Außerdem gibt es einen zweiten Nebeneffekt: Zählt man, wie ich, den langfristigen Teil der Mietschulden zu den zinstragenden Finanzverbindlichkeiten, entschuldet sich Bijou seit 2018 kontinuierlich: Damals betrugen die langfristigen Verbindlichkeiten zum 31.12.18 noch 127 Mio. Euro und zwar schon unter Berücksichtigung der Umstellung auf den neuen IFRS 16. Heute liegt dieser Betrag bei gleicher Rechnungslegung bei nur noch 82 Mio. Euro zum 30.6.21, wobei sich der Diskontierungssatz von 2018 bis 2021 verringert haben dürfte (habe ich jetzt nicht überprüft) und somit eigentlich einen erhöhenden Effekt haben müsste. Das Ausmaß des Erfolgs ist also zu einem gewissen Teil gar nicht sichtbar.
Die Frage ist jetzt natürlich, wie sich das maximale Umsatzpotential von Bijou entwickelt hat, nachdem man nun seit 31.12.2016 rund 13% der Filialen geschlossen hat. Das ist sicherlich etwas gesunken. Aber bei der Bewertung ist das ja erstmal zweitrangig. Wichtig wäre, dass die bestehenden Filialen jetzt einigermaßen laufen und das schient der Fall zu sein.

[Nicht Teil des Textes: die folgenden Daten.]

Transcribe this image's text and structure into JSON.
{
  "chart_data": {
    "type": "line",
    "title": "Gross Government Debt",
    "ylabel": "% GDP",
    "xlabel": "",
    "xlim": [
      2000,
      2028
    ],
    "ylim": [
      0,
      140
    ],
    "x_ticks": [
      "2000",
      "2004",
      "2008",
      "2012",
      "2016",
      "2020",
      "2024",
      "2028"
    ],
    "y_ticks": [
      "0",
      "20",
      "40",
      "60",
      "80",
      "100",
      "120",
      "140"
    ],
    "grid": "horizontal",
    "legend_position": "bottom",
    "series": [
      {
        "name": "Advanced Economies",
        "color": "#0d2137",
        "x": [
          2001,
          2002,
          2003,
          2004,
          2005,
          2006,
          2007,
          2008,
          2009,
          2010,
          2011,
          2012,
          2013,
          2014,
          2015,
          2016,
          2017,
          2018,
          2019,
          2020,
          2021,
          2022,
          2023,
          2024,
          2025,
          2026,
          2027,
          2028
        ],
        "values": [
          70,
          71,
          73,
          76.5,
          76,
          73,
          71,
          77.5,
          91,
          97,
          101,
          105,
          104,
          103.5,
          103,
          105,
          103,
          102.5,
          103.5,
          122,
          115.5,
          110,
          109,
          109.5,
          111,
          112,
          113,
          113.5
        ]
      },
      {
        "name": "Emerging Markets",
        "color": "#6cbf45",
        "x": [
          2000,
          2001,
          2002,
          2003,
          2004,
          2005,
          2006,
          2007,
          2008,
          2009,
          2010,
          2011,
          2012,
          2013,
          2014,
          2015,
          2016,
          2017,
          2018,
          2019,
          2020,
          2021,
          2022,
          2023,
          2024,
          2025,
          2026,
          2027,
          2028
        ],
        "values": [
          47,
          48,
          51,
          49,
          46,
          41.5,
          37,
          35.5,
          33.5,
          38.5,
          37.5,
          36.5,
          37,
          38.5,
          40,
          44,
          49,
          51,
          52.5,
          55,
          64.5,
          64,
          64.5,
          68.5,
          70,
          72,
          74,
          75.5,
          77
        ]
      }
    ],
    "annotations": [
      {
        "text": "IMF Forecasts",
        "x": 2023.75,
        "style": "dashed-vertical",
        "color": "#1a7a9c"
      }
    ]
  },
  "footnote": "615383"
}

In meiner Einschätzung nach einer schwarzen Null im Nettoergebnis nach Steuern fühle ich mich nach den HJ-Zahlen bekräftigt. Man muss den Verlauf des Jahres 2022 abwarten aber das ist ja noch lange hin. Würde Bijou dann rund 288 Mio. Umsatz und rund 22 bis 23 EBIT hinlegen können, könnte das EV/EBIT inkl. langfristiger Leasingschulden bei rund fünf herauskommen.